Marche Fernande ? Fernand s’en montra fort mécontent. Il dût alors expliquer à ses adorateurs pourquoi son nom ne pouvait être associé à quelque marche que ce fût, pas plus à la marche des libres-marcheurs, qu’à toute autre marche d’ailleurs.

« Ma loi, rappela-t-il, reconnait toutes les marches sans en privilégier aucune ; elle garantit leur enseignement et leur libre exercice, que les marcheurs soient animés par un feu sacré, ou attirés comme papillons vers la lumière, ou plus simplement mus par l’envie de marcher, d’avancer, voire de marquer le pas… Ma loi, dit-il, n’est donc ni une doctrine sur la marche, ni une opinion sur la marche, ni un système de penser la marche, encore moins une religion de la marche. Elle est un mode d’organisation de la mosaïque des marcheurs.

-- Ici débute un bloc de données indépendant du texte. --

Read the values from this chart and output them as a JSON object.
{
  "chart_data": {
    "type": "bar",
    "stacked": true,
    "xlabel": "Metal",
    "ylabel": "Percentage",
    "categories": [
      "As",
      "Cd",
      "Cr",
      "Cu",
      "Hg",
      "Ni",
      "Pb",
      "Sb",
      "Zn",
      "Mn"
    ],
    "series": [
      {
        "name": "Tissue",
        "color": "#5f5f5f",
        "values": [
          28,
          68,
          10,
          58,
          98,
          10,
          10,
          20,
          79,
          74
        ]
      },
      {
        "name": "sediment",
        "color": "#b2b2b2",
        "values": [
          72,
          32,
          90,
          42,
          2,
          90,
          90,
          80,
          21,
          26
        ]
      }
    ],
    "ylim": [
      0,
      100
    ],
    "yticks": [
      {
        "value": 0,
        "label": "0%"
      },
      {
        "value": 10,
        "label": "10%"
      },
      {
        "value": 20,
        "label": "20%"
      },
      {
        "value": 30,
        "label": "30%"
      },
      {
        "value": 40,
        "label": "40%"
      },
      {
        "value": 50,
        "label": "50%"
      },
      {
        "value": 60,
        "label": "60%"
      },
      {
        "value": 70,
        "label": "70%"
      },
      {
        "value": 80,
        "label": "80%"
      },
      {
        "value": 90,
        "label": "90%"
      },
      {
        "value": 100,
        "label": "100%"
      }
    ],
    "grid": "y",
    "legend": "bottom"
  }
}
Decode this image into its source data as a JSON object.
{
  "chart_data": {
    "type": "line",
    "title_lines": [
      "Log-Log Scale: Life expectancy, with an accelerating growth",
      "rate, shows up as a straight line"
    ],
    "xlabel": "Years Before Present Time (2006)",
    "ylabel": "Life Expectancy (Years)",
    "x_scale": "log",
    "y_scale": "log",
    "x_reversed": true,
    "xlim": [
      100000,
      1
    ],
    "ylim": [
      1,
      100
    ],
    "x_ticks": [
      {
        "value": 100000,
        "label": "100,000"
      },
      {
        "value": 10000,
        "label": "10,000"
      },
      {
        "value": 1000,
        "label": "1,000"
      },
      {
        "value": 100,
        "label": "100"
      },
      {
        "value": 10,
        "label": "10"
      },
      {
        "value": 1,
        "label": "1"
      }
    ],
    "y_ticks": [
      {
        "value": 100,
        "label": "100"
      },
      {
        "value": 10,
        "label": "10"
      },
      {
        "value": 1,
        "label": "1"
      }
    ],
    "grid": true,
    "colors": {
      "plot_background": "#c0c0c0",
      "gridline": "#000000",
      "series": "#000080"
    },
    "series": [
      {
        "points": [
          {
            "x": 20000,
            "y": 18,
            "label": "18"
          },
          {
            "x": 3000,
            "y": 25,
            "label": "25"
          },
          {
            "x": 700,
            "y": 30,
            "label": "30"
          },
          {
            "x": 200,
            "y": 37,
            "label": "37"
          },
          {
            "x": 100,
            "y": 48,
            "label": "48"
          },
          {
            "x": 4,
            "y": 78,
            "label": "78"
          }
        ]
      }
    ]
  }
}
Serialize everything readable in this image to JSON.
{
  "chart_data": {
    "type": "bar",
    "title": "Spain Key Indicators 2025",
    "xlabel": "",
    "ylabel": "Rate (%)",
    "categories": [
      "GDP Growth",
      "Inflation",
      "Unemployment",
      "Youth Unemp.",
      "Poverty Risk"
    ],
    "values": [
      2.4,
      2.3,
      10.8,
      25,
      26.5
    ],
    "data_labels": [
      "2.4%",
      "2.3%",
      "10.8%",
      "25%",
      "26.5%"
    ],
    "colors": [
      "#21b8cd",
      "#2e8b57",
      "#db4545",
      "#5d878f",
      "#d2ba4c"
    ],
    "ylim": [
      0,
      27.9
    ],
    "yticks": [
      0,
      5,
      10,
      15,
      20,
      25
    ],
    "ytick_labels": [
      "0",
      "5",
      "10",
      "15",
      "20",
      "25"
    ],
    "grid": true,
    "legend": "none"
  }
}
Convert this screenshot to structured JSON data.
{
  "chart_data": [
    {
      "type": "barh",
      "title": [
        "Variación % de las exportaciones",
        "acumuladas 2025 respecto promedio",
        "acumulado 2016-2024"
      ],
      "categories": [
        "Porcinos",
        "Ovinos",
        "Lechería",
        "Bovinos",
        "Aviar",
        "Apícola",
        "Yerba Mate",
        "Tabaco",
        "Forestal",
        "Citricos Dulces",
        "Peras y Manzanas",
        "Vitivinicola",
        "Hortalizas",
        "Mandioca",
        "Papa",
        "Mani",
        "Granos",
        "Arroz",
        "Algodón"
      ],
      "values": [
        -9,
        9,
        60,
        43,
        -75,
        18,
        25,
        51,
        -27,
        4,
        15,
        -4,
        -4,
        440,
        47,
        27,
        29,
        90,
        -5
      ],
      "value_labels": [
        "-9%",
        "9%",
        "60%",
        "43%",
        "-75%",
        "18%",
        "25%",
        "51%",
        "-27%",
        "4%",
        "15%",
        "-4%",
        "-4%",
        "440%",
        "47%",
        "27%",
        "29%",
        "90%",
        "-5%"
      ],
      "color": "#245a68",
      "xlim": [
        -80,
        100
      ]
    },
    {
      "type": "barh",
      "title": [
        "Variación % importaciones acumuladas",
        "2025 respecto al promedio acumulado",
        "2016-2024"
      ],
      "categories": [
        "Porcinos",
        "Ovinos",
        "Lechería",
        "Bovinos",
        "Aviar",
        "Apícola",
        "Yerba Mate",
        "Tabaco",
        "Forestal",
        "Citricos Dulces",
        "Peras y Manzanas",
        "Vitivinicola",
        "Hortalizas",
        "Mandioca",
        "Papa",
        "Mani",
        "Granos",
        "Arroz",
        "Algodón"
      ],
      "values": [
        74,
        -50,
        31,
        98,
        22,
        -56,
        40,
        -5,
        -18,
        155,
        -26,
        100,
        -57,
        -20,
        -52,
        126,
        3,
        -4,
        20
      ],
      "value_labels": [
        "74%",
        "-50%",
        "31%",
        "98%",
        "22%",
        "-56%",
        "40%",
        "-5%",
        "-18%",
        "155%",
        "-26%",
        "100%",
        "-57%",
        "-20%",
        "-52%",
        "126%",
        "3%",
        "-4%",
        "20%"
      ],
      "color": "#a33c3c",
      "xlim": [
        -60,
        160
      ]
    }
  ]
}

La façon de marcher est du domaine exclusif de l’appréciation individuelle de chacun ! et vous-mêmes, libres-marcheurs, ne rejetez-vous pas toute manière dogmatique de marcher ?

Moi, Fernand, je suis en quelque sorte l’agent de la circulation, celui qui veille au respect des règles de conduite des marcheurs, et qui les fait appliquer. Si vous avez bien compris ma loi, elle réunit tous les marcheurs, quels que soient leur pas et leurs chemins respectifs, et elle garantit leur liberté de marcher comme bon leur semble.

Je suis le Grand Régulateur de la marche. Je suis le grand arbitre de toutes les marches. Je ne peux donc donner mon nom à la vôtre, libres-marcheurs ! Il n’y a pas de marche Fernande ! »

Il n’y a pas de marche Loïc ! Il ne peut y avoir de spiritualité laïque.